Raw Almond Maple Crunch Truffles
There is just something so delicious about the combination of chocolate, nut butter and crunch. Sure, smooth plain dark chocolate or silky truffles are good sometimes, but I decided to go a little different route with my last batch of truffles. Ever since I made some Raw Butterfinger Eggs for Easter, I have been loving chocolate and crunch. Plus I ate most of those and I didn't share and people were bummed that I didn't. So I had to make something else which was crunchy, nutty and chocolaty to please everyone including myself. The best thing about making your own candy is getting exactly what you want. You could not find this candy I made in stores.
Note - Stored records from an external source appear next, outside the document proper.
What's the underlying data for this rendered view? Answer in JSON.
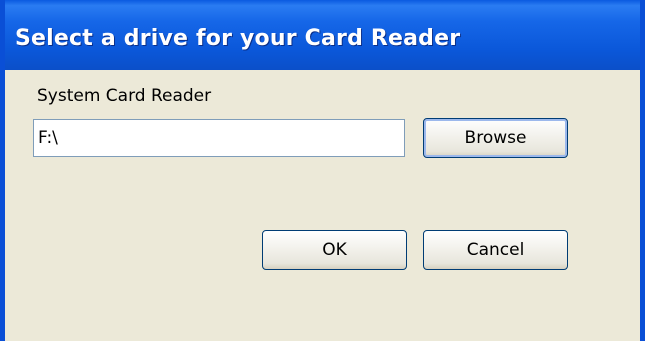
{
  "window": {
    "title": "Select a drive for your Card Reader"
  },
  "form": {
    "label": "System Card Reader",
    "path_value": "F:\\"
  },
  "buttons": {
    "browse_label": "Browse",
    "ok_label": "OK",
    "cancel_label": "Cancel"
  },
  "colors": {
    "titlebar": "#0b58da",
    "dialog_background": "#ece9d8",
    "button_border": "#003c74"
  }
}
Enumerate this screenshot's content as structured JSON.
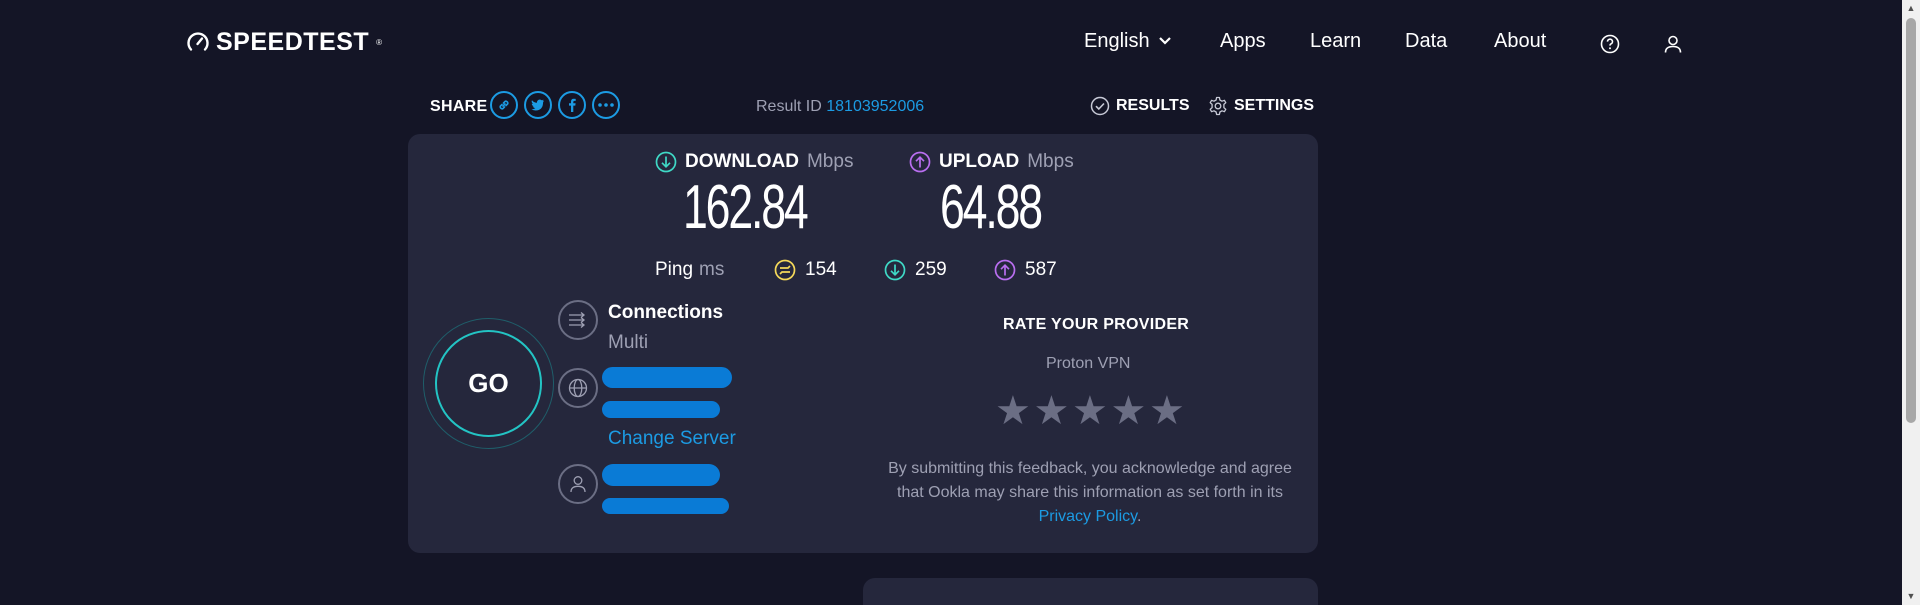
{
  "header": {
    "logo_text": "SPEEDTEST",
    "logo_tm": "®",
    "nav": {
      "language": "English",
      "apps": "Apps",
      "learn": "Learn",
      "data": "Data",
      "about": "About"
    }
  },
  "share": {
    "label": "SHARE",
    "icons": [
      "link-icon",
      "twitter-icon",
      "facebook-icon",
      "more-icon"
    ]
  },
  "result": {
    "label": "Result ID",
    "id": "18103952006"
  },
  "top_links": {
    "results": "RESULTS",
    "settings": "SETTINGS"
  },
  "download": {
    "label": "DOWNLOAD",
    "unit": "Mbps",
    "value": "162.84",
    "color": "#3fd9c6"
  },
  "upload": {
    "label": "UPLOAD",
    "unit": "Mbps",
    "value": "64.88",
    "color": "#b96ef0"
  },
  "ping": {
    "label": "Ping",
    "unit": "ms",
    "idle": "154",
    "download": "259",
    "upload": "587",
    "idle_color": "#f5d95a"
  },
  "go_button": "GO",
  "connections": {
    "title": "Connections",
    "mode": "Multi",
    "change_server": "Change Server"
  },
  "rating": {
    "title": "RATE YOUR PROVIDER",
    "provider": "Proton VPN",
    "stars_total": 5,
    "stars_selected": 0,
    "disclaimer_text": "By submitting this feedback, you acknowledge and agree that Ookla may share this information as set forth in its ",
    "privacy_link": "Privacy Policy",
    "period": "."
  },
  "colors": {
    "background": "#141526",
    "card": "#25273c",
    "accent_link": "#1c9be3",
    "redaction": "#0a7bd6"
  }
}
I made the most delicious addictive truffles with a raw almond butter base, sweetened by dates and maple, with crunchy buckwheat included. Which was wonderful just as it was. It reminded me of these rice crispy treats that I used to enjoy as a kid which had nut butter in them. But of course this was better. Then to make it even better, they were bathed in dark chocolate. Let me tell you, these are crave worthy! Just try and stop at just one. Bet you can't.
Raw Almond Maple Crunch Truffles
Makes 20
Filling:
1 cup raw almond butter
1 cup soft medjool dates, pitted
2 Tbsp maple syrup
2 tsp pure vanilla extract
1 tsp maple extract
1/2 tsp sea salt
1 1/2 cups sprouted, dehydrated buckwheat groats
1 1/2 cups chopped raw dark chocolate
In a food processor, combine the almond butter, dates, maple syrup, vanilla, maple extract, and sea salt, and blend until smooth. Add the buckwheat groats and pulse until chopped and it is all combined and holds together when squeezed (if it doesn't add a little more almond butter). Shape into 20 small truffles (you will need to squeeze the mixture as it may be a little crumbly), and place on a foil lined tray, then place in the freezer to chill, about an hour.
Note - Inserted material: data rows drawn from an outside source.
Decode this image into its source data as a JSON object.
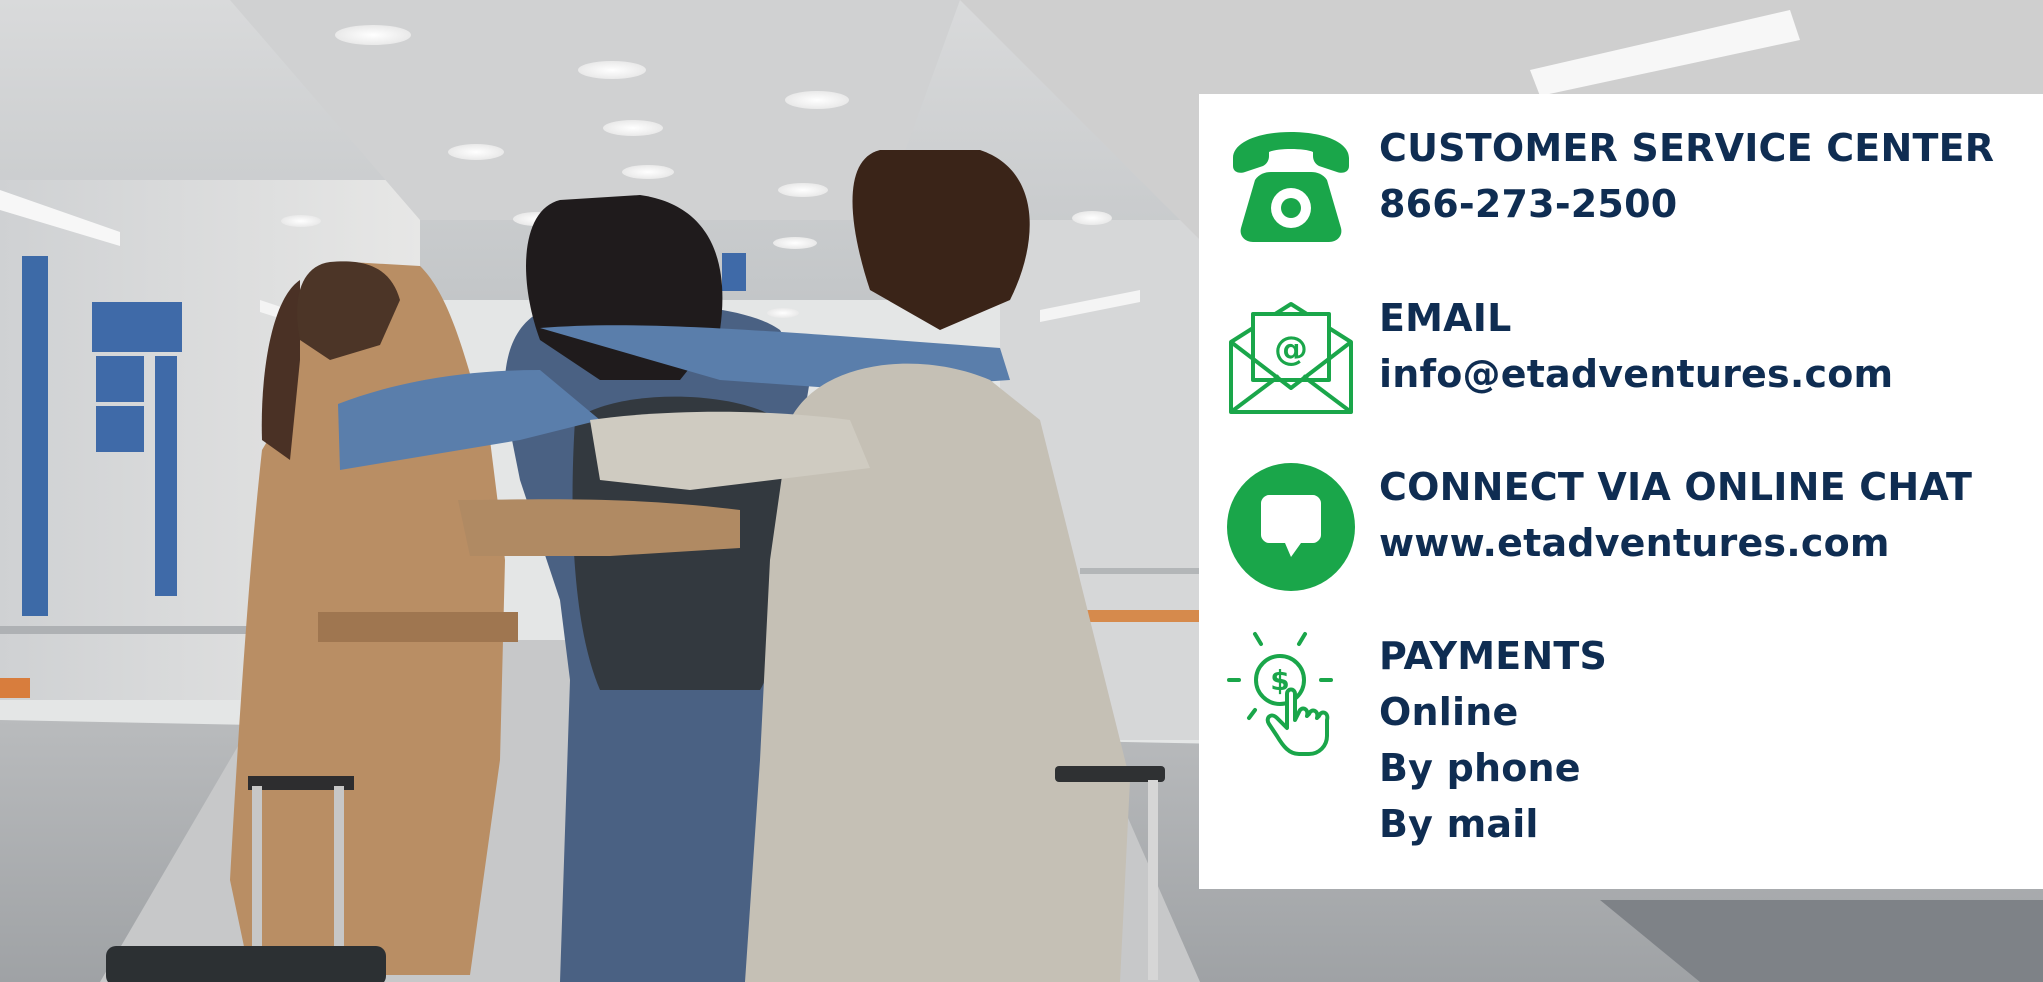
{
  "colors": {
    "brand_green": "#1aa64a",
    "brand_navy": "#0f2d52",
    "panel_bg": "#ffffff"
  },
  "contact": {
    "phone": {
      "icon": "telephone-icon",
      "heading": "CUSTOMER SERVICE CENTER",
      "value": "866-273-2500"
    },
    "email": {
      "icon": "envelope-at-icon",
      "heading": "EMAIL",
      "value": "info@etadventures.com"
    },
    "chat": {
      "icon": "chat-bubble-icon",
      "heading": "CONNECT VIA ONLINE CHAT",
      "value": "www.etadventures.com"
    },
    "payments": {
      "icon": "dollar-tap-icon",
      "heading": "PAYMENTS",
      "lines": [
        "Online",
        "By phone",
        "By mail"
      ]
    }
  }
}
When truffles are ready, melt the chocolate in a bowl (I like to set mine in a bowl in the dehydrator until it is melted). Then set the chocolate next to the tray and dip each chocolate into it letting the excess drain off before setting it back onto the tray (I use a fork, setting the chocolate on top of it, to let the excess drain off). Once the chocolates are all dipped, place in the freezer to set the chocolate, about 5 minutes. Store in the fridge.